Opinion
Writ of error dismissed for want of jurisdiction June 9, 1926.
January 29, 1926. Rehearing Denied April 23, 1926.
Appeal from District Court, Taylor County; W. R. Ely, Judge.
Separate suits by J. L. Chapman, Commissioner of Insurance, against Ethel Thomas, and against R. O. Thomas and his wife, Viola Thomas. Charles O. Austin, Commissioner, was substituted as plaintiff, and suits were consolidated and tried together; separate judgments being rendered in favor of plaintiff against defendant Ethel Thomas and in favor of defendant R. O. Thomas and Viola Thomas. From the judgments rendered, plaintiff appeals. Affirmed.
Stinson, Coombes Brooks, of Abilene, for appellant.
Wagstaff, Harwell Wagstaff, of Abilene, for appellees.
On November 27, 1923, two suits were filed in the district court of Stephens county, Tex., by J. L. Chapman, commissioner of insurance of the state of Texas, one against Ethel Thomas for $533.33, and the other against R. O. Thomas and wife, Viola Thomas, for $2,166.66, for assessments against them as alleged stockholders of certain insolvent state banks, and for 6 per cent. interest from January 1, 1922, and costs of suit and pleas of privilege were filed by defendants and sustained by the court, and the cases transferred to the district court of Taylor county, Tex., where the plaintiff's petitions were amended, substituting Chas. O. Austin in his official capacity as commissioner as plaintiff, and the two suits were consolidated and tried together, before the court without the intervention of a jury and separate judgments rendered, one in favor of the plaintiff against Ethel Thomas for $200, with 6 per cent. interest from January 1, 1922, and costs of suit, except the cost of removal from the district court of Stephens county, and the other judgment in favor of defendants R. O. Thomas and Viola Thomas, that plaintiff take nothing against them, but that they go hence without day and recover their costs.
The plaintiffs excepted to both judgments, and gave notice of appeal, and the defendant Ethel Thomas also excepted and gave notice of appeal, but did not perfect same. The plaintiff, not being required to give bond, assigned errors, filed within the proper time the statement of facts, and both cases are now before this court for review.
By propositions 1 and 2 it is insisted that the representations relied upon by appellee, and which are claimed to be fraudulent, were made by John W. Baker individually and not in his representative capacity, and further that same was merely expression of an opinion and not representation of facts, and therefore same would not be available as a defense to this court.
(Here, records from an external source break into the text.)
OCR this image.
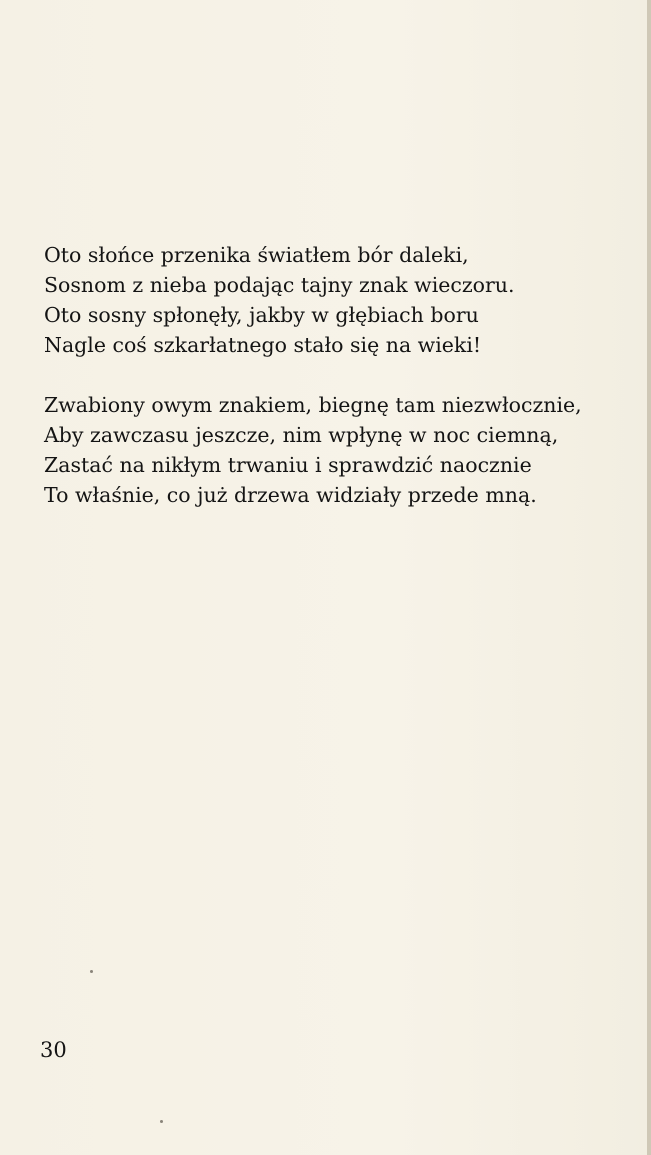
Oto słońce przenika światłem bór daleki,
Sosnom z nieba podając tajny znak wieczoru.
Oto sosny spłonęły, jakby w głębiach boru
Nagle coś szkarłatnego stało się na wieki!
Zwabiony owym znakiem, biegnę tam niezwłocznie,
Aby zawczasu jeszcze, nim wpłynę w noc ciemną,
Zastać na nikłym trwaniu i sprawdzić naocznie
To właśnie, co już drzewa widziały przede mną.
30
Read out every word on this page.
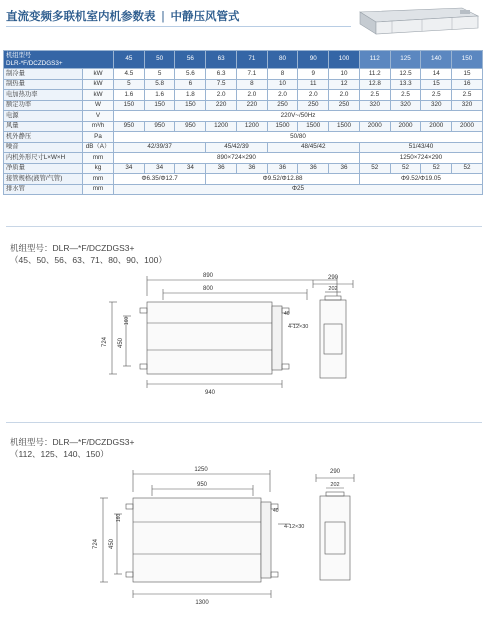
直流变频多联机室内机参数表 | 中静压风管式
机组型号
DLR-*F/DCZDGS3+		45	50	56	63	71	80	90	100	112	125	140	150
制冷量	kW	4.5	5	5.6	6.3	7.1	8	9	10	11.2	12.5	14	15
制热量	kW	5	5.8	6	7.5	8	10	11	12	12.8	13.3	15	16
电加热功率	kW	1.6	1.6	1.8	2.0	2.0	2.0	2.0	2.0	2.5	2.5	2.5	2.5
额定功率	W	150	150	150	220	220	250	250	250	320	320	320	320
电源	V	220V~/50Hz											
风量	m³/h	950	950	950	1200	1200	1500	1500	1500	2000	2000	2000	2000
机外静压	Pa	50/80											
噪音	dB（A）	42/39/37			45/42/39		48/45/42			51/43/40			
内机外形尺寸L×W×H	mm	890×724×290								1250×724×290			
净质量	kg	34	34	34	36	36	36	36	36	52	52	52	52
接管规格(液管/气管)	mm	Φ6.35/Φ12.7			Φ9.52/Φ12.88					Φ9.52/Φ19.05			
排水管	mm	Φ25											
机组型号：DLR—*F/DCZDGS3+
（45、50、56、63、71、80、90、100）
890
800
940
724 450
160
4-12×30
290
202
40
机组型号：DLR—*F/DCZDGS3+
（112、125、140、150）
1250
950
1300
724 450
160
4-12×30
290
202
40
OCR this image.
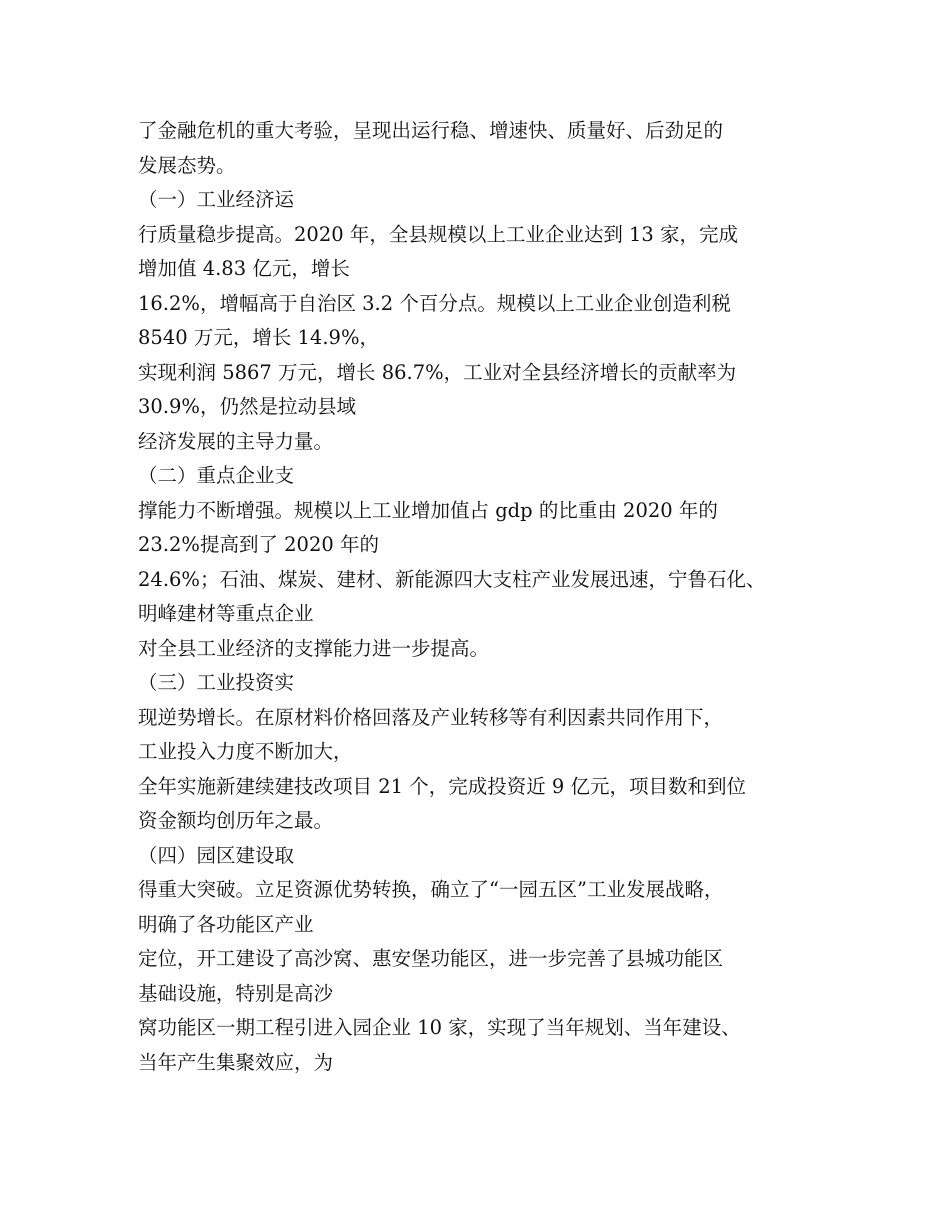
了金融危机的重大考验，呈现出运行稳、增速快、质量好、后劲足的
发展态势。
（一）工业经济运
行质量稳步提高。2020 年，全县规模以上工业企业达到 13 家，完成
增加值 4.83 亿元，增长
16.2%，增幅高于自治区 3.2 个百分点。规模以上工业企业创造利税
8540 万元，增长 14.9%，
实现利润 5867 万元，增长 86.7%，工业对全县经济增长的贡献率为
30.9%，仍然是拉动县域
经济发展的主导力量。
（二）重点企业支
撑能力不断增强。规模以上工业增加值占 gdp 的比重由 2020 年的
23.2%提高到了 2020 年的
24.6%；石油、煤炭、建材、新能源四大支柱产业发展迅速，宁鲁石化、
明峰建材等重点企业
对全县工业经济的支撑能力进一步提高。
（三）工业投资实
现逆势增长。在原材料价格回落及产业转移等有利因素共同作用下，
工业投入力度不断加大，
全年实施新建续建技改项目 21 个，完成投资近 9 亿元，项目数和到位
资金额均创历年之最。
（四）园区建设取
得重大突破。立足资源优势转换，确立了“一园五区”工业发展战略，
明确了各功能区产业
定位，开工建设了高沙窝、惠安堡功能区，进一步完善了县城功能区
基础设施，特别是高沙
窝功能区一期工程引进入园企业 10 家，实现了当年规划、当年建设、
当年产生集聚效应，为
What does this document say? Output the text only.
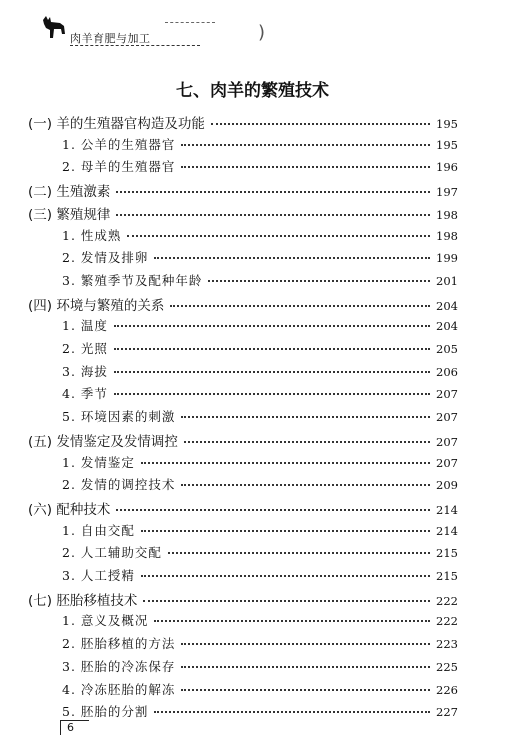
肉羊育肥与加工	)
七、肉羊的繁殖技术
(一) 羊的生殖器官构造及功能	195
1. 公羊的生殖器官	195
2. 母羊的生殖器官	196
(二) 生殖激素	197
(三) 繁殖规律	198
1. 性成熟	198
2. 发情及排卵	199
3. 繁殖季节及配种年龄	201
(四) 环境与繁殖的关系	204
1. 温度	204
2. 光照	205
3. 海拔	206
4. 季节	207
5. 环境因素的刺激	207
(五) 发情鉴定及发情调控	207
1. 发情鉴定	207
2. 发情的调控技术	209
(六) 配种技术	214
1. 自由交配	214
2. 人工辅助交配	215
3. 人工授精	215
(七) 胚胎移植技术	222
1. 意义及概况	222
2. 胚胎移植的方法	223
3. 胚胎的冷冻保存	225
4. 冷冻胚胎的解冻	226
5. 胚胎的分割	227
6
The facts show that appellees were stockholders in the Guaranty State Bank of Breckenridge; that R. O. Thomas, owned 40 shares and Viola Thomas 25 shares; that said bank was closed, and that appellees paid an assessment of $6,500; that thereafter, the Breckenridge State Bank was organized and took over the assets and liabilities of the failed bank; that said bank, after organizing, increased its capital stock from $100,000 to $200,000, and the commissioner of insurance and banking issued his certificate permitting said bank to do business based on amendment increasing its capital stock.
It is further shown:
That on November 4, 1921, John W. Baker, vice president, addressed a letter to both appellees as follows:
"Dear Sir: If you have not sent your stock in for reissue please do so at once."
That before the bank closed on Saturday, appellees mailed their stock to the bank.
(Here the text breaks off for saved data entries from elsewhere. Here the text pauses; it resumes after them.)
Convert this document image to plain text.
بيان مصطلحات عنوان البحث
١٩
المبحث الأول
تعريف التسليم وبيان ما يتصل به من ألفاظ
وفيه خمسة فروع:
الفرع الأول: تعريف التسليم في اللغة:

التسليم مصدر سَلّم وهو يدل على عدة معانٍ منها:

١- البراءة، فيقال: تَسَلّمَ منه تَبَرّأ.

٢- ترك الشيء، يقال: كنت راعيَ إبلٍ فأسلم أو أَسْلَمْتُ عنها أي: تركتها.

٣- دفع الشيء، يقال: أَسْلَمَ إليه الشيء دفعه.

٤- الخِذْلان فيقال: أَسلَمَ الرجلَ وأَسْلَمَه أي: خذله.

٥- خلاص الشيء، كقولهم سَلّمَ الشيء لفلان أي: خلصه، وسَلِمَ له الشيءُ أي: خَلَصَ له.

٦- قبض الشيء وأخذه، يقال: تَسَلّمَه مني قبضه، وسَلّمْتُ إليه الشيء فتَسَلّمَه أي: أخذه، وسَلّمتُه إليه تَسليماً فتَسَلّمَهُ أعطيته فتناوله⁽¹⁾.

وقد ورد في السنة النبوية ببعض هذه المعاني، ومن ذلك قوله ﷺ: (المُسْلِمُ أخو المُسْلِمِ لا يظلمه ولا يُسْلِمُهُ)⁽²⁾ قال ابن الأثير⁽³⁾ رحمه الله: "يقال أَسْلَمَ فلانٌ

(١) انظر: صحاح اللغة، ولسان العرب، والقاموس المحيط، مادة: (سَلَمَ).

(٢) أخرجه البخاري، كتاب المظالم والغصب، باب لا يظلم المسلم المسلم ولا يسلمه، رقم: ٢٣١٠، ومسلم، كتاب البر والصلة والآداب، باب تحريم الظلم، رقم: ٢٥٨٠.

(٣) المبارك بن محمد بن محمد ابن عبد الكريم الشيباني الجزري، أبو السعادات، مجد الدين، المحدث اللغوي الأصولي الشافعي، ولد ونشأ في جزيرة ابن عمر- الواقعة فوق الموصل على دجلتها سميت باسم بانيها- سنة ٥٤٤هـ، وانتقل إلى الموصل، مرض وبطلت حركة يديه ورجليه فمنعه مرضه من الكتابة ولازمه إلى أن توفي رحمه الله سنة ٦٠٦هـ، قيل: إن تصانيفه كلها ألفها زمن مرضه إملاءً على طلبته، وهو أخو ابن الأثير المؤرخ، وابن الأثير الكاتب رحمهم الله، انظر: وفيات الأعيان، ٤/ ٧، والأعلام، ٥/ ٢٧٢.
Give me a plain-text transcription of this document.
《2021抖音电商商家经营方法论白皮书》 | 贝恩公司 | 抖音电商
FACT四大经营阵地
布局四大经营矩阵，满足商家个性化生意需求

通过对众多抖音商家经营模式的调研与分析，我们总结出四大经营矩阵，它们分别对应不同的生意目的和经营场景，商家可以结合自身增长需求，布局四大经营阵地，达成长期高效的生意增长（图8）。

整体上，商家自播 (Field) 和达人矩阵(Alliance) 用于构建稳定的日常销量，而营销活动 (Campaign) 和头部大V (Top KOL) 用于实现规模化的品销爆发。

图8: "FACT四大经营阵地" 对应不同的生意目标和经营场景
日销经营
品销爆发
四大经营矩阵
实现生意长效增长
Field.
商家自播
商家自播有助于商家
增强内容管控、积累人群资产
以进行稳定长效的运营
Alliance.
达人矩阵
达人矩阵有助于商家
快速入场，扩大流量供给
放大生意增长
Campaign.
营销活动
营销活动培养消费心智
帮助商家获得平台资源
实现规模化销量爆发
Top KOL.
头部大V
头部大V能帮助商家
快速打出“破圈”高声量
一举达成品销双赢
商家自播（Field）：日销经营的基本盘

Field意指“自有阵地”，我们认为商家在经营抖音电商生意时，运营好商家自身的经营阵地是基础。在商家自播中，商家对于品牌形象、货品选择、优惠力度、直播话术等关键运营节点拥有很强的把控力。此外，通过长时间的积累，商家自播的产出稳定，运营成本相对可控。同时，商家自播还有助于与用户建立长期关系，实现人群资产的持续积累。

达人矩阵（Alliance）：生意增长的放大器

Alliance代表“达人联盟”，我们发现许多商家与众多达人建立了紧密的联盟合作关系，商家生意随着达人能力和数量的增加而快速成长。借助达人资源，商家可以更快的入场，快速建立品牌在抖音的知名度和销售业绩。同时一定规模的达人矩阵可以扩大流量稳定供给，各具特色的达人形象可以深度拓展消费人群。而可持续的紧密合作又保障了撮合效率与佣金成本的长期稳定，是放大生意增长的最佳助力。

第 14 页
It is shown that prior thereto, and about 20th day of August, R. O. Thomas was in the bank, and that John W. Baker, vice president, approached said Thomas about sending in his stock, and, upon being asked about the bank, Baker stated that it was in good shape, and that it would make the stockholders some money, that it was not stated how much stock would be issued, and that Thomas expected the full amount. The new stock was issued on the morning of the day the bank closed its doors.
Assuming as we must that the bank made the false and fraudulent representations, would said representations be the act of the bank, or would they be merely an opinion expressed in one's individual capacity. In view of all the facts and the request by letter requesting the appellees to send in their stock, it cannot be said, to the exclusion of any other reason, that same was an opinion, and thereby not fraud or anywise binding on the bank. The bank acts through its managing officers, and fraud can thus be perpetrated for and in the name of the bank.
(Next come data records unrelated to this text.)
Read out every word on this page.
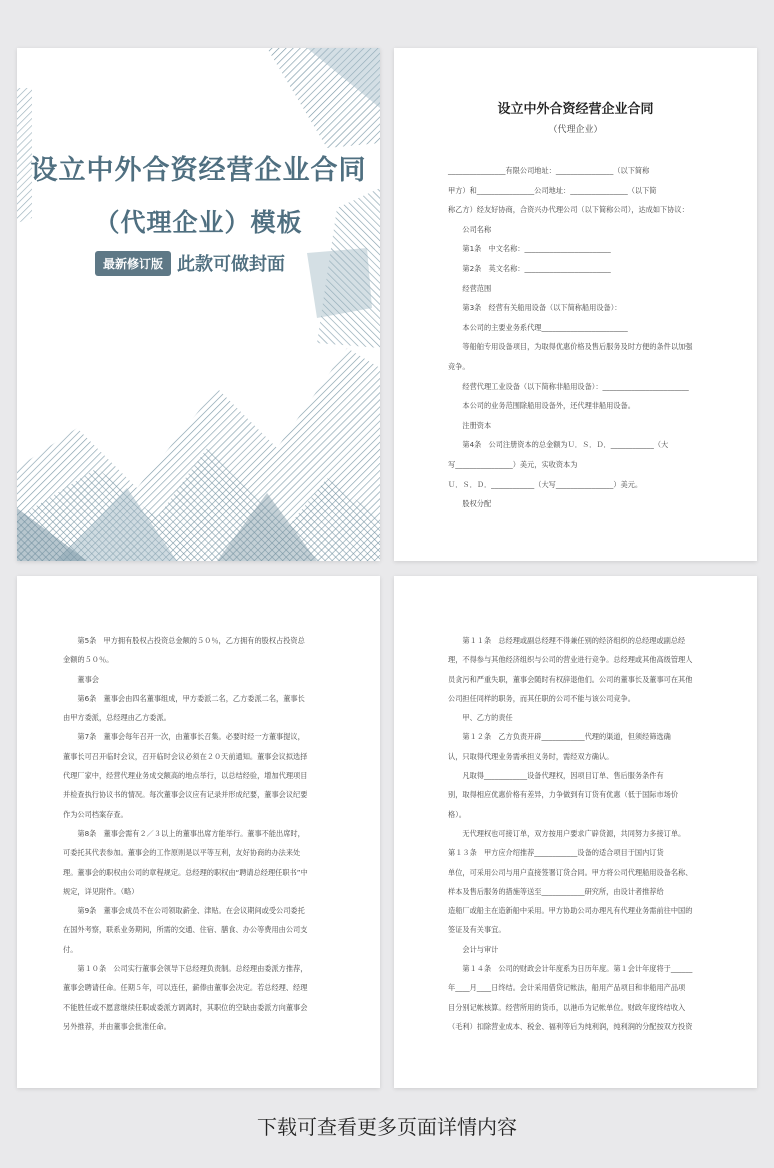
设立中外合资经营企业合同
（代理企业）模板
最新修订版 此款可做封面
设立中外合资经营企业合同
（代理企业）
________________有限公司地址：________________（以下简称
甲方）和________________公司地址：________________（以下简
称乙方）经友好协商，合资兴办代理公司（以下简称公司），达成如下协议：
　　公司名称
　　第1条　中文名称：________________________
　　第2条　英文名称：________________________
　　经营范围
　　第3条　经营有关船用设备（以下简称船用设备）：
　　本公司的主要业务系代理________________________
　　等船舶专用设备项目，为取得优惠价格及售后服务及时方便的条件以加强
竞争。
　　经营代理工业设备（以下简称非船用设备）：________________________
　　本公司的业务范围除船用设备外，还代理非船用设备。
　　注册资本
　　第4条　公司注册资本的总金额为Ｕ．Ｓ．Ｄ．____________（大
写________________）美元，实收资本为
Ｕ．Ｓ．Ｄ．____________（大写________________）美元。
　　股权分配
　　第5条　甲方拥有股权占投资总金额的５０％，乙方拥有的股权占投资总
金额的５０％。
　　董事会
　　第6条　董事会由四名董事组成，甲方委派二名，乙方委派二名，董事长
由甲方委派，总经理由乙方委派。
　　第7条　董事会每年召开一次，由董事长召集。必要时经一方董事提议，
董事长可召开临时会议，召开临时会议必须在２０天前通知。董事会议拟选择
代理厂家中，经营代理业务成交额高的地点举行，以总结经验，增加代理项目
并检查执行协议书的情况。每次董事会议应有记录并形成纪要，董事会议纪要
作为公司档案存查。
　　第8条　董事会需有２／３以上的董事出席方能举行。董事不能出席时，
可委托其代表参加。董事会的工作原则是以平等互利，友好协商的办法来处
理。董事会的职权由公司的章程规定。总经理的职权由“聘请总经理任职书”中
规定，详见附件。（略）
　　第9条　董事会成员不在公司领取薪金、津贴。在会议期间或受公司委托
在国外考察，联系业务期间，所需的交通、住宿、膳食、办公等费用由公司支
付。
　　第１０条　公司实行董事会领导下总经理负责制。总经理由委派方推荐，
董事会聘请任命。任期５年，可以连任，薪俸由董事会决定。若总经理、经理
不能胜任或不愿意继续任职或委派方调离时，其职位的空缺由委派方向董事会
另外推荐，并由董事会批准任命。
　　第１１条　总经理或副总经理不得兼任别的经济组织的总经理或副总经
理，不得参与其他经济组织与公司的营业进行竞争。总经理或其他高级管理人
员贪污和严重失职，董事会随时有权辞退他们。公司的董事长及董事可在其他
公司担任同样的职务，而其任职的公司不能与该公司竞争。
　　甲、乙方的责任
　　第１２条　乙方负责开辟____________代理的渠道，但须经筛选确
认，只取得代理业务需承担义务时，需经双方确认。
　　凡取得____________设备代理权，因项目订单、售后服务条件有
别，取得相应优惠价格有差异，力争做到有订货有优惠（低于国际市场价
格）。
　　无代理权也可接订单，双方按用户要求广辟货源，共同努力多接订单。
第１３条　甲方应介绍推荐____________设备的适合项目于国内订货
单位，可采用公司与用户直接签署订货合同。甲方将公司代理船用设备名称、
样本及售后服务的措施等送至____________研究所，由设计者推荐给
造船厂或船主在造新船中采用。甲方协助公司办理凡有代理业务需前往中国的
签证及有关事宜。
　　会计与审计
　　第１４条　公司的财政会计年度系为日历年度。第１会计年度将于______
年____月____日终结。会计采用借贷记帐法，船用产品项目和非船用产品项
目分别记帐核算。经营所用的货币，以港币为记帐单位。财政年度终结收入
（毛利）扣除营业成本、税金、福利等后为纯利润，纯利润的分配按双方投资
下载可查看更多页面详情内容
If the bank was in bad condition and failing circumstances, and the representations were made and request for the stock was made, then it cannot be said that same might amount to fraud, enforceable as between appellees and bank. Ruling Case Law, vol. 7, p. 275.
As between creditors, the rule would be different. Chapman v. Harris (Tex.Civ.App.) 275 S.W. page 75. While the burden would be upon the appellees to show no liability of the bank was created after the illegal fraudulent acts, still, in this case, the presumption might arise that none was created by this bank during brief interval and at a time when it was insolvent, when to do so would have been a violation of a penal statute.
The controlling question is whether appellees were stockholders, and a decision of above question is not necessary for the disposition of this appeal.
By proposition it is asserted that appellees were stockholders and thereby liable for the assessment sued for in this case. It appears that by request made by the letter, the appellees mailed their stock to the bank under belief that stock would be issued for full amount. This stock was received a short time before the bank closed. On the morning the bank closed, the officers of the bank issued this stock to appellees, but it was never delivered. The bank closed its doors at noon, and the stock was issued between the hours of 9 and 12 o'clock that day.
The testimony shows that appellees did not receive the stock, that it was never delivered, and that they would not have accepted same. To be liable, the appellees must have been stockholders at the time the bank failed. They could only become stockholders by agreement and contract, either expressed or implied. Under the facts they did not agree to accept this amount of stock, and to offer a different or less amount than agreed would not be binding on appellees. The bank, in absence of agreement, could not make appellees stockholders by merely issuing the stock.
Under the facts as we must resolve found by the trial court, the appellees were not stockholders. Gilmore v. Chapman, Com'r, 283 E.W. 243, decided by this court and not yet [officially] reported; Hodge v. Cushing (C.C.A.) 285 F. 158.
The acts of fraud are strongly supported by the act of the bank a few hours before closing, issuing the stock, never delivering same, and thereby attempting to render appellees liable for an assessment. No other motive could have prompted, at that late hour, this act of the bank, and the writer does not believe any court could sanction an act done merely to promote a liability on appellees and add an asset to the broken bank and where the circumstances indicate that the right of no creditor was periled or abridged.
For the reason that the facts show that appellees were not stockholders in the Breckenridge State Bank, and therefore not liable for the assessment, the judgment of the trial court, as prayed for by appellees, will be affirmed.